We spent part of a day in Haarlem, where the tulips come from. The soil conditions are like those at Alkmaar, but the country is a mass of nurseries, flower gardens, and beautiful growing plants. We are out of season for tulips, but this is the time when the bulbs are being collected and dried to be shipped in all directions. Not only tulips but crocuses, hyacinths, lilies, anemones, etc., are raised for the market,—cut flowers to the cities, bulbs to all parts of the world. Just now the gardens are filled with phlox, dahlias, larkspurs, nasturtiums,—by the acre. The flowers are about the same as at home. Out of this thin, scraggly, sandy soil the gardeners of North Holland are taking money for flowers and bulbs faster than miners in gold-fields. With flowers and cheeses these Dutch catch about all kinds of people.
Haarlem is the capital of the province of North Holland, and is full of quaint houses of ancient architecture. It was one of the hot towns for independence when the war with Spain began. The Spaniards besieged it, and after a seven months gallant defense, in which even the women fought as soldiers, the town surrendered under promise of clemency. The Spaniards broke their promise and put to death the entire garrison and nearly all the townspeople. This outrage so incensed the Dutch in other places that the war was fought more bitterly than before, and the crime—for such it was—really aided in the final expulsion of the Spaniards.
Along in the seventeenth century was the big boom in Haarlem. The tulip mania developed and bulbs sold for thousands of dollars. Capitalists engaged in the speculation and the trade went into big figures. Millions of dollars were spent for the bulbs, and so long as the demand and the market continued every tulip-raiser was rich. Finally the reaction came, as it always does to a boom, and everybody went broke. A bulb which sold for $5,000 one year was not worth 50 cents the next. The government added to the confusion by decreeing that all contracts for future deliveries were illegal.
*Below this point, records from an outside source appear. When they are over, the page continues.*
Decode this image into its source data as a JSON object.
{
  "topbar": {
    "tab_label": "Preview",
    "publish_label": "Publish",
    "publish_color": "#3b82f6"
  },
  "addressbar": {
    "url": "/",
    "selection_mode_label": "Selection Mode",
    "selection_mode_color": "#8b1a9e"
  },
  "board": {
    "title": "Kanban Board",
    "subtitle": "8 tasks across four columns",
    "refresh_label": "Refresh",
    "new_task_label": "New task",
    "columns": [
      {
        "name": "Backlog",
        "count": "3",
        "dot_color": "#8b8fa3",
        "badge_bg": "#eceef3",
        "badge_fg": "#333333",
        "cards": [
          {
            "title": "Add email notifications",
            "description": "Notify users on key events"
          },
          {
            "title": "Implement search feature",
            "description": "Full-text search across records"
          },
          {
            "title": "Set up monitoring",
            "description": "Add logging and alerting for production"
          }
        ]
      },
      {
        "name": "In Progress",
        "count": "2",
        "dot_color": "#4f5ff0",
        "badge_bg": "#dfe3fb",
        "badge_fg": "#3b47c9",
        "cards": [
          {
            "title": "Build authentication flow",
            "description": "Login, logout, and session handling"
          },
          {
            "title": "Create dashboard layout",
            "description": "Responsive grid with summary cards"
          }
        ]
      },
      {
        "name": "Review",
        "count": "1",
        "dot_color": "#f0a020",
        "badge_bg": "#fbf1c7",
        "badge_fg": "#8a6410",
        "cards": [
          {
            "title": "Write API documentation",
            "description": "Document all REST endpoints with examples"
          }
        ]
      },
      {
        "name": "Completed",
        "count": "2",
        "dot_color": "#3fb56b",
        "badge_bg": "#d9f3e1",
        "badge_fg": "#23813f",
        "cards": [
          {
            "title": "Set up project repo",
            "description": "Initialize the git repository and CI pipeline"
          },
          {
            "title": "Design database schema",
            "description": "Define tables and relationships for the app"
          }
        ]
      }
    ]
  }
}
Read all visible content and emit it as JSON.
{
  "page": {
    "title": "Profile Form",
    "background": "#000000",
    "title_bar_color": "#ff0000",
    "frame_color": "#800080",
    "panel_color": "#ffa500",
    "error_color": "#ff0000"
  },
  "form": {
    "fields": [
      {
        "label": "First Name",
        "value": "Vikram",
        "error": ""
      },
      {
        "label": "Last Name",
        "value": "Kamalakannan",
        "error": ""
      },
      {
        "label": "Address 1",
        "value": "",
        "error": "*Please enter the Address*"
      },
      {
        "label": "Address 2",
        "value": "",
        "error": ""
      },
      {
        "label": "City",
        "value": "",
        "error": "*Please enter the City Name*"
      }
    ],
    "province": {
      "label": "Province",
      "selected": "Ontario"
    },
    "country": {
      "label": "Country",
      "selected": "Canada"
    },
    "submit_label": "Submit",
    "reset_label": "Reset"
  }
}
The usual phenomenon of a panic followed, everybody losing and nobody gaining. A hundred years later there was about the same kind of a boom in hyacinths, and the same result. It will be observed that the Dutch are not so much unlike Americans when it comes to booms, only it takes longer for them to forget and calls for more experience.
Frans Hals, a great Dutch painter, almost next to Rembrandt, was born in Haarlem, and a number of his pictures are in the city building. It was customary in those days for the mayor and city council to have a group picture painted and hung in the town hall. This was the way most of the Dutch artists got their start, for the officials were always wealthy citizens who were willing to pay more for their own pictures than for studies of nature or allegory. I wonder if the officials paid their own money or did they voucher it through the city treasury and charge it to sprinkling or street work?
Both Alkmaar and Haarlem are interesting because they are intensely Dutch. Their principal occupations, cheesemaking and flower-raising, have been their principal occupations for centuries. They had nothing to start with and had to fight for that. Now they are loaning money to the world. If the people of Kansas worked as hard as do the Dutch and were as economical and saving, in one generation they would have all the money in the world. But they wouldn’t have much fun.